The Beer Heard ‘Round the World

By Fred Eckhardt Published January 2006, Volume 26, Number 6

Natural Equine Filtration

I had great fun quoting Chicago columnist Mike Royko (since deceased) in what was surely one of his best literary efforts of that era. He wrote that American beer tasted as though it had been “filtered through a horse.” When some of those brewers complained, he apologized—to the horse.

It’s embarrassing now, when I see my praises for Rainier Ale, but what else could I do? The “green death” was clearly the best American beer, or at least the only one with taste. Rainier was better then than it is now. It was what was called a “bastard” ale; brewed from lager yeast, with ferment “warm” at 70 degrees F, aging 30 days at 32 degrees F.

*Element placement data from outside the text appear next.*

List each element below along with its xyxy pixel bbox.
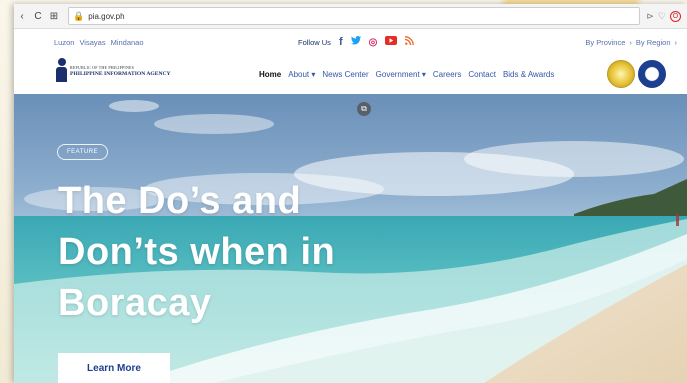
headline-line-1: The Do’s and [58, 180, 302, 222]
pia-logo-figure [56, 58, 67, 82]
learn-more-button[interactable]: Learn More [58, 353, 170, 383]
main-navigation: Home About ▾ News Center Government ▾ Ca… [259, 70, 554, 79]
chevron-right-icon: › [629, 38, 632, 47]
government-seal-icon[interactable] [638, 60, 666, 88]
site-header: REPUBLIC OF THE PHILIPPINES PHILIPPINE I… [14, 52, 687, 94]
by-province-link[interactable]: By Province [585, 38, 625, 47]
philippine-seal-icon[interactable] [607, 60, 635, 88]
browser-window: ‹ C ⊞ 🔒 pia.gov.ph ⊳ ♡ O Luzon Visayas M… [14, 4, 687, 383]
gallery-icon[interactable]: ⧉ [357, 102, 371, 116]
region-link-visayas[interactable]: Visayas [79, 38, 105, 47]
address-bar[interactable]: 🔒 pia.gov.ph [68, 7, 641, 25]
lock-icon: 🔒 [73, 10, 85, 21]
back-arrow-icon[interactable]: ‹ [14, 11, 30, 22]
headline-line-2: Don’ts when in [58, 231, 336, 273]
rss-icon[interactable] [405, 36, 415, 48]
logo-main-text: PHILIPPINE INFORMATION AGENCY [70, 71, 171, 77]
follow-us-group: Follow Us f ◎ [298, 36, 415, 48]
feature-tag[interactable]: FEATURE [57, 144, 109, 160]
pia-logo[interactable]: REPUBLIC OF THE PHILIPPINES PHILIPPINE I… [56, 58, 196, 84]
follow-us-label: Follow Us [298, 37, 331, 47]
chevron-right-icon: › [674, 38, 678, 47]
apps-grid-icon[interactable]: ⊞ [46, 11, 62, 22]
instagram-icon[interactable]: ◎ [369, 37, 378, 48]
nav-about[interactable]: About ▾ [288, 70, 315, 79]
headline-line-3: Boracay [58, 282, 212, 324]
bookmark-heart-icon[interactable]: ♡ [658, 11, 666, 22]
logo-small-text: REPUBLIC OF THE PHILIPPINES [70, 65, 135, 70]
hero-banner: ⧉ FEATURE The Do’s and Don’ts when in Bo… [14, 94, 687, 383]
facebook-icon[interactable]: f [339, 36, 343, 48]
region-link-luzon[interactable]: Luzon [54, 38, 74, 47]
browser-toolbar: ‹ C ⊞ 🔒 pia.gov.ph ⊳ ♡ O [14, 4, 687, 29]
nav-government[interactable]: Government ▾ [376, 70, 426, 79]
address-url: pia.gov.ph [88, 11, 125, 21]
by-region-link[interactable]: By Region [636, 38, 671, 47]
nav-careers[interactable]: Careers [433, 70, 461, 79]
browser-extensions: ⊳ ♡ O [646, 10, 681, 22]
youtube-icon[interactable] [385, 36, 398, 48]
nav-news-center[interactable]: News Center [322, 70, 368, 79]
location-filters: By Province › By Region › [585, 38, 677, 47]
region-link-mindanao[interactable]: Mindanao [111, 38, 144, 47]
region-links: Luzon Visayas Mindanao [54, 38, 144, 47]
refresh-icon[interactable]: C [30, 11, 46, 22]
hero-headline[interactable]: The Do’s and Don’ts when in Boracay [58, 176, 388, 329]
twitter-icon[interactable] [350, 36, 361, 48]
opera-icon[interactable]: O [670, 10, 681, 22]
utility-bar: Luzon Visayas Mindanao Follow Us f ◎ By … [14, 34, 687, 52]
extension-icon[interactable]: ⊳ [646, 11, 654, 22]
nav-bids-awards[interactable]: Bids & Awards [503, 70, 554, 79]
nav-contact[interactable]: Contact [468, 70, 496, 79]
nav-home[interactable]: Home [259, 70, 281, 79]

I babbled on at some length about American beer made from the Reinheitsgebot ingredients PLUS such “cereals as corn, rice, oats, rye, unmalted barley, sorghum, and soy beans, any of which might be used in the form of flour, coarse ground grain, steam rolled and pressed grains, (or) chemically leached cereals such as grits. To these may be added any of the 59 other chemicals and ingredients approved by the FDA. ” The product was called “’malt beverage’ and has been known to appear in such flavors as raspberry, strawberry, lemon and lime…(and) fermented and aged for as little as two weeks…and (thoroughly filtered to) remove most of the…’good’ taste of beer your grandfather may remember.” I concluded: “One of our beverages is missing–beer!” Dark beer was dying and along with it, good American ales.

Beware the Yellow Horde

Today, we have (in addition to light/lite beer) yellow Dry Beer (from the Japanese), which was followed by yellow Light Dry Beer. We also got yellow Ice Beer (from the Canadians), Light Ice Beer, dark yellow Red Beer and color-free beer. Did I mention Michelob Ultra yellow lo-carb beer. Will it never end?

Not for a while anyway, because the yellow-beer mob is invading all of the great brewing nations of the world, and a few new ones (such as China). As we speak, the yellow horde is introducing its tasteless, colorless, adjunct-laced, senseless, useless, boring malt beverages to the youth of Europe, Asia, and Africa. The poor things.

And what of the Chinese? It may well be 2050 before they are able to taste most of the nearly ninety beer styles we have access to these days. But by then, the world’s great beer styles will only be made here in the U.S.—assuming we don’t try to invade China for their beer.

Fred Eckhardt lives in Portland, OR, where he looks forward to Portland’s Holiday Ale Festival December 1-4, 2005. It’s worth a trip to Oregon for that reason alone.